The UK joined the European Economic Community (EEC) in 1973. A couple of years later they thought, “errr”, and held a referendum on 5 June 1975 to decide whether to stay in. The electorate voted Yes by 67% to 33% to stay in the EEC. [Further information about the 1975 referendum can be found at Wikipedia.]
What impact did this referendum in 1975 have on shares?
The following chart shows the FTSE All-Share Index for the year 1975. The referendum was in June and is marked on the chart.
Quite clearly, the market was strong in the lead up to the referendum; part of this strength was as a result of the market bouncing off the multi-year low set in January 1975. The market peaked the day after the referendum, and then fell away afterwards.
This pattern of behaviour is similar to that seen for General Elections – equities are often strong in the months leading up to an election and then weak immediately afterwards. [More info on the stock market around UK General Elections.]
Let’s now zoom in and see what happened in the days around the vote.
The following chart shows the daily returns of the FTSE All-Share Index in the five days before and five days following the referendum.
So, some strength before, and then falling away quickly afterwards.
This pattern of behaviour is not what one might expect. Generally investors dislike uncertainty and so one might have expected to see weakness before the referendum and then a relief rally afterwards as the uncertainty is removed (regardless of the result). But that’s not what happened.
To get some idea of the state of the market and economy prevailing at the time of the referendum in 1975 the following extract comes from George G. Blakey’s superb A History of the London Stock Market 1945-2009.
Companies were not slow to take advantage of this new-found enthusiasm for equities to try to rebuild their balance sheets and in the three weeks to mid-March there were calls for £180 million in rights issues. They were relatively easily absorbed but kept the index below 300 until the budget in mid-April when expectations of action by the Chancellor on wages and public expenditure prompted a renewed advance. In the event a £1.25 billion increase in taxes through 2p on the standard rate and surcharges on drink and tobacco with VAT up from 8% to 25% on luxury items, was taken as evidence that Mr Healey meant what he had said about raising taxes unless the social contract was more strictly observed There was also a promise of a £1 billion reduction in public expenditure — but given that the PSBR for 1975 had more than tripled to £9 billion since he had become Chancellor, and looked like heading for £12 billion in the current year, this carried little weight. Equities received a further boost in early June from the Referendum resulting in a 2-to-1 vote in favour of the UK staying in the EEC and from further gains in the US taking the the Dow well above 800, but after peaking at 365.3, the index began to slip as investors turned their attention to what sterling was saying about the economic situation.

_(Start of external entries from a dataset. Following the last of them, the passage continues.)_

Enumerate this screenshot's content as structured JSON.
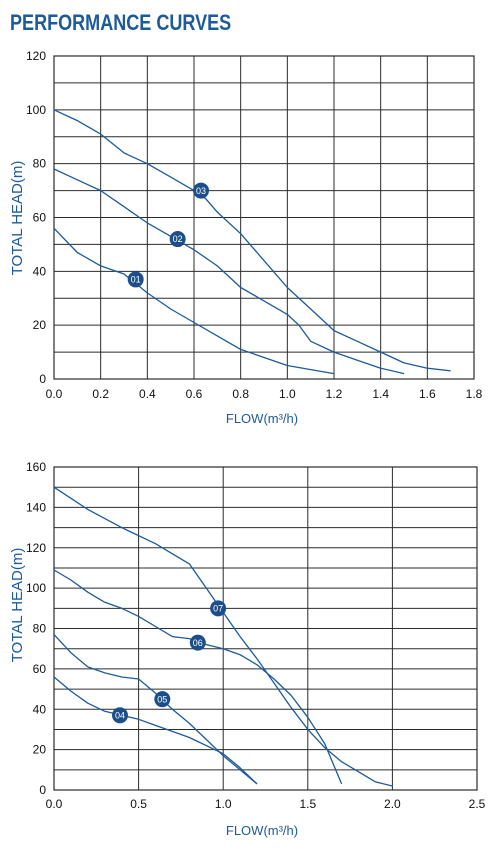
{
  "page_title": "PERFORMANCE CURVES",
  "colors": {
    "curve": "#1c5a9c",
    "grid": "#2b2b2b",
    "marker": "#1c4f8a",
    "text": "#111111"
  },
  "chart_data": [
    {
      "type": "line",
      "xlabel": "FLOW(m³/h)",
      "ylabel": "TOTAL HEAD(m)",
      "xlim": [
        0,
        1.8
      ],
      "ylim": [
        0,
        120
      ],
      "x_ticks": [
        "0.0",
        "0.2",
        "0.4",
        "0.6",
        "0.8",
        "1.0",
        "1.2",
        "1.4",
        "1.6",
        "1.8"
      ],
      "y_ticks": [
        "0",
        "20",
        "40",
        "60",
        "80",
        "100",
        "120"
      ],
      "grid": true,
      "series": [
        {
          "name": "01",
          "label_at": [
            0.35,
            37
          ],
          "points": [
            [
              0.0,
              56
            ],
            [
              0.1,
              47
            ],
            [
              0.2,
              42
            ],
            [
              0.3,
              39
            ],
            [
              0.4,
              32
            ],
            [
              0.5,
              26
            ],
            [
              0.6,
              21
            ],
            [
              0.7,
              16
            ],
            [
              0.8,
              11
            ],
            [
              0.9,
              8
            ],
            [
              1.0,
              5
            ],
            [
              1.1,
              3.5
            ],
            [
              1.2,
              2
            ]
          ]
        },
        {
          "name": "02",
          "label_at": [
            0.53,
            52
          ],
          "points": [
            [
              0.0,
              78
            ],
            [
              0.1,
              74
            ],
            [
              0.2,
              70
            ],
            [
              0.3,
              64
            ],
            [
              0.4,
              58
            ],
            [
              0.5,
              53
            ],
            [
              0.6,
              48
            ],
            [
              0.7,
              42
            ],
            [
              0.8,
              34
            ],
            [
              0.9,
              29
            ],
            [
              1.0,
              24
            ],
            [
              1.05,
              20
            ],
            [
              1.1,
              14
            ],
            [
              1.2,
              10
            ],
            [
              1.3,
              7
            ],
            [
              1.4,
              4
            ],
            [
              1.5,
              2
            ]
          ]
        },
        {
          "name": "03",
          "label_at": [
            0.63,
            70
          ],
          "points": [
            [
              0.0,
              100
            ],
            [
              0.1,
              96
            ],
            [
              0.2,
              91
            ],
            [
              0.3,
              84
            ],
            [
              0.4,
              80
            ],
            [
              0.5,
              75
            ],
            [
              0.6,
              70
            ],
            [
              0.65,
              67
            ],
            [
              0.7,
              62
            ],
            [
              0.8,
              54
            ],
            [
              0.9,
              44
            ],
            [
              1.0,
              34
            ],
            [
              1.1,
              26
            ],
            [
              1.2,
              18
            ],
            [
              1.3,
              14
            ],
            [
              1.4,
              10
            ],
            [
              1.5,
              6
            ],
            [
              1.6,
              4
            ],
            [
              1.7,
              3
            ]
          ]
        }
      ]
    },
    {
      "type": "line",
      "xlabel": "FLOW(m³/h)",
      "ylabel": "TOTAL HEAD(m)",
      "xlim": [
        0,
        2.5
      ],
      "ylim": [
        0,
        160
      ],
      "x_ticks": [
        "0.0",
        "0.5",
        "1.0",
        "1.5",
        "2.0",
        "2.5"
      ],
      "y_ticks": [
        "0",
        "20",
        "40",
        "60",
        "80",
        "100",
        "120",
        "140",
        "160"
      ],
      "grid": true,
      "series": [
        {
          "name": "04",
          "label_at": [
            0.39,
            37
          ],
          "points": [
            [
              0.0,
              56
            ],
            [
              0.1,
              49
            ],
            [
              0.2,
              43
            ],
            [
              0.3,
              39
            ],
            [
              0.4,
              37
            ],
            [
              0.5,
              35
            ],
            [
              0.6,
              32
            ],
            [
              0.8,
              26
            ],
            [
              1.0,
              18
            ],
            [
              1.1,
              11
            ],
            [
              1.2,
              3
            ]
          ]
        },
        {
          "name": "05",
          "label_at": [
            0.64,
            45
          ],
          "points": [
            [
              0.0,
              77
            ],
            [
              0.1,
              68
            ],
            [
              0.2,
              61
            ],
            [
              0.3,
              58
            ],
            [
              0.4,
              56
            ],
            [
              0.5,
              55
            ],
            [
              0.6,
              48
            ],
            [
              0.7,
              40
            ],
            [
              0.8,
              33
            ],
            [
              0.9,
              25
            ],
            [
              1.0,
              17
            ],
            [
              1.1,
              10
            ],
            [
              1.2,
              3
            ]
          ]
        },
        {
          "name": "06",
          "label_at": [
            0.85,
            73
          ],
          "points": [
            [
              0.0,
              109
            ],
            [
              0.1,
              104
            ],
            [
              0.2,
              98
            ],
            [
              0.3,
              93
            ],
            [
              0.4,
              90
            ],
            [
              0.5,
              86
            ],
            [
              0.6,
              81
            ],
            [
              0.7,
              76
            ],
            [
              0.8,
              75
            ],
            [
              0.9,
              72
            ],
            [
              1.0,
              70
            ],
            [
              1.1,
              67
            ],
            [
              1.2,
              62
            ],
            [
              1.3,
              55
            ],
            [
              1.4,
              47
            ],
            [
              1.5,
              36
            ],
            [
              1.6,
              23
            ],
            [
              1.7,
              3
            ]
          ]
        },
        {
          "name": "07",
          "label_at": [
            0.97,
            90
          ],
          "points": [
            [
              0.0,
              150
            ],
            [
              0.2,
              139
            ],
            [
              0.4,
              130
            ],
            [
              0.6,
              122
            ],
            [
              0.7,
              117
            ],
            [
              0.8,
              112
            ],
            [
              0.9,
              100
            ],
            [
              1.0,
              88
            ],
            [
              1.1,
              76
            ],
            [
              1.2,
              65
            ],
            [
              1.3,
              53
            ],
            [
              1.4,
              41
            ],
            [
              1.5,
              30
            ],
            [
              1.6,
              21
            ],
            [
              1.7,
              14
            ],
            [
              1.8,
              9
            ],
            [
              1.9,
              4
            ],
            [
              2.0,
              2
            ]
          ]
        }
      ]
    }
  ]
}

The momentum of the recovery in equities and gilts to a large extent had masked the deterioration in sterling, where the weighted depreciation had increased from 21.7% in early January to 28.9% by the end of June. But if the domestic market had been impressed for a time by Chancellor Healey’s “tough” budget, clearly the international community had not. Thanks to the plight of sterling, the message had got through at last to the domestic market, Mr Healey and the TUC included. To cure inﬂation by demand reduction alone would cause such severe unemployment that there was seen to be no alternative but to introduce a workable incomes policy combined with a reduction in public expenditure to put government ﬁnancing back on a sound footing and to leave room for resources to be diverted for the improvement of the trade balance and for productive investment. The demotion of Mr Benn from his post as Minister for Industry to the Department of Energy was another step designed to rebuild business conﬁdence.
It is interesting to note that the estimable George Blakey devotes just half a sentence to the 1975 referendum.
And a few other things that happened in 1975 (again the source is A History of the London Stock Market 1945-2009)-
- In January the FT30 was yielding 13.4% and selling on a PE of 3.8 (And, yes, this was the bottom of the market.)
- Burmah Oil called for government assistance to help service its huge US loans.
- Maurice and Charles Saatchi entered the public arena with a reverse takeover of quoted advertising agency, Compton Partners, with the new holding company called Saatchi & Saatchi Compton.
- In October Jim Slater announced his retirement from Slater Walker and City life. While this signalled the end of an era, on the other side of the pond 1975 saw Hanson make its major move into the US.
- Chancellor Healey introduced a 10% pay increase limit in an attempt to reduce inflation from 24% to 10%.
- In early November, Chancellor Healey made formal application to the IMF for a $2 billion loan; an IMF team later flew into London to “look at the books”.